决策树——算法实现

分类树，特征的值和类标签都是离散值

1. 计算熵，选择最优分类特征
2. 对分类后的各个子集再进行计算熵，选择最优分类特征
3. 停止条件：分类后的所有数据集都属于同一类；没有可分的特征，选择数量最多的类作为预测类；

import numpy as np
import math
import operator


def createDataSet():
    dataSet = [[1, 1, 'yes'],
               [1, 1, 'yes'],
               [1, 0, 'no'],
               [0, 1, 'no'],
               [0, 1, 'no']]
    labels = ['no surfacing','flippers']
    #change to discrete values
    return dataSet, labels

def calcShannonEnt(dataSet):
    numEntries = len(dataSet)
    labelCounts = {}
    for featVec in dataSet: #the the number of unique elements and their occurance
        currentLabel = featVec[-1]
        if currentLabel not in labelCounts.keys():
            labelCounts[currentLabel] = 0
        labelCounts[currentLabel] += 1
    shannonEnt = 0.0
    for key in labelCounts:
        prob = float(labelCounts[key])/numEntries
        shannonEnt -= prob * math.log(prob,2) #log base 2
    return shannonEnt

# dataSet,axis 是数据集的的特征索引，value是特征的值，返回的是除去特征使value的数据
def splitDataSet(dataSet, axis, value):
    retDataSet = []
    for featVec in dataSet:
        if featVec[axis] == value:
            reducedFeatVec = featVec[:axis]     #chop out axis used for splitting
            reducedFeatVec.extend(featVec[axis+1:])
            retDataSet.append(reducedFeatVec)
    return retDataSet


def chooseBestFeatureToSplit(dataSet):
    numFeatures = len(dataSet[0]) - 1      #the last column is used for the labels
    baseEntropy = calcShannonEnt(dataSet)
    bestInfoGain = 0.0; bestFeature = -1
    for i in range(numFeatures):        #iterate over all the features
        featList = [example[i] for example in dataSet]#create a list of all the examples of this feature
        uniqueVals = set(featList)       #get a set of unique values
        newEntropy = 0.0
        for value in uniqueVals:
            subDataSet = splitDataSet(dataSet, i, value)
            prob = len(subDataSet)/float(len(dataSet))
            newEntropy += prob * calcShannonEnt(subDataSet)
        infoGain = baseEntropy - newEntropy     #calculate the info gain; ie reduction in entropy
        if (infoGain > bestInfoGain):       #compare this to the best gain so far
            bestInfoGain = infoGain         #if better than current best, set to best
            bestFeature = i
    return bestFeature                      #returns an integer


def majorityCnt(classList):
    classCount={}
    for vote in classList:
        if vote not in classCount.keys():
            classCount[vote] = 0
        classCount[vote] += 1
    sortedClassCount = sorted(classCount.items(), key=operator.itemgetter(1), reverse=True)
    return sortedClassCount[0][0]  # 返回元组列表[(k,v)]
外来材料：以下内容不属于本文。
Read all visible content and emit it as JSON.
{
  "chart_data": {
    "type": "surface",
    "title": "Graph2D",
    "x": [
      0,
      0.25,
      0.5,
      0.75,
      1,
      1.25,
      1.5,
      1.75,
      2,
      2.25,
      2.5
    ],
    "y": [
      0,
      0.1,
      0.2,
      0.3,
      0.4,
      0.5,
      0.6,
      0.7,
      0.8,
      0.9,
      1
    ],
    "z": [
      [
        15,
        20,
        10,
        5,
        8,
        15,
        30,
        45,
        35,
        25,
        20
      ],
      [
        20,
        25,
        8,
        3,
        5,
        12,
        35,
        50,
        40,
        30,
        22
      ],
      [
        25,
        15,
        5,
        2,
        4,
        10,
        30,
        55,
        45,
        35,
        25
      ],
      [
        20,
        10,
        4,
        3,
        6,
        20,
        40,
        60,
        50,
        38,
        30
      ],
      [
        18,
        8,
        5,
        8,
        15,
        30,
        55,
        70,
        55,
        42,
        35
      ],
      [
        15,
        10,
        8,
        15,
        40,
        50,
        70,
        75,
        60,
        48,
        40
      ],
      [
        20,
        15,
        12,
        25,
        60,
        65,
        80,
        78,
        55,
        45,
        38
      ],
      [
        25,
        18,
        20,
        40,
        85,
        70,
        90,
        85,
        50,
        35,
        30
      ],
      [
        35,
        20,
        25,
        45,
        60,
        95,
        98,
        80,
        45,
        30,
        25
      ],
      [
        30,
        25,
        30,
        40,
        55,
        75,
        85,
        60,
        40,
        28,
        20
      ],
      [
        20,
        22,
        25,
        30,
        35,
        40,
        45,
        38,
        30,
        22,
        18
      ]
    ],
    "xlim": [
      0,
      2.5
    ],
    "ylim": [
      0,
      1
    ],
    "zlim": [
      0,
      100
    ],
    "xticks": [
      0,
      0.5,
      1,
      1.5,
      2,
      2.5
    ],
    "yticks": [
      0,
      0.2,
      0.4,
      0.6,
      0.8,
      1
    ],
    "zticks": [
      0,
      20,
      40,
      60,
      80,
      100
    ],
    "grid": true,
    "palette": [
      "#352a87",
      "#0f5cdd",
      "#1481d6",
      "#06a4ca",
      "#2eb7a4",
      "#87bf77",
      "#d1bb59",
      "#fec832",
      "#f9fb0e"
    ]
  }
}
def createTree(dataSet,dataLabels):
    labels = dataLabels[:]
    classList = [example[-1] for example in dataSet]
    if classList.count(classList[0]) == len(classList):
        return classList[0]#stop splitting when all of the classes are equal
    if len(dataSet[0]) == 1: #stop splitting when there are no more features in dataSet
        return majorityCnt(classList)
    bestFeat = chooseBestFeatureToSplit(dataSet)
    bestFeatLabel = labels[bestFeat]
    myTree = {bestFeatLabel:{}}
    del(labels[bestFeat])
    featValues = [example[bestFeat] for example in dataSet]
    uniqueVals = set(featValues)
    for value in uniqueVals:
        subLabels = labels[:]       #copy all of labels, so trees don't mess up existing labels
        myTree[bestFeatLabel][value] = createTree(splitDataSet(dataSet, bestFeat, value),subLabels)
    return myTree


def classify(inputTree, featLabels, testVec):
    firstStr = list(inputTree.keys())[0]
    secondDict = inputTree[firstStr]
    featIndex = featLabels.index(firstStr)
    key = testVec[featIndex]
    valueOfFeat = secondDict[key]
    if isinstance(valueOfFeat, dict):
        classLabel = classify(valueOfFeat, featLabels, testVec)
    else:
        classLabel = valueOfFeat
    return classLabel


def storeTree(inputTree, filename):  # 存储树
    import pickle
    fw = open(filename, 'w')
    pickle.dump(inputTree, fw)
    fw.close()


def grabTree(filename):  # 打开树
    import pickle
    fr = open(filename)
    return pickle.load(fr)


def test():
    with open('lenses.txt') as f:
        lenses = [line.strip().split('\t') for line in f.readlines()]
    lesensLabels = ['age', 'prescript', 'astigmatic', 'tearRate']
    myTree = createTree(lenses, lesensLabels)
    # print(myTree)
    # print(lenses[0])

if __name__ == '__main__':
    # dataSet, labels = createDataSet()
    # shannonEnt = calcShannonEnt(dataSet)
    # retDataSet = splitDataSet(dataSet, 0, 0)
    # myTree = createTree(dataSet,labels)
    # classLabel = classify(myTree, labels, [1,1])
    # print(classLabel)
    test()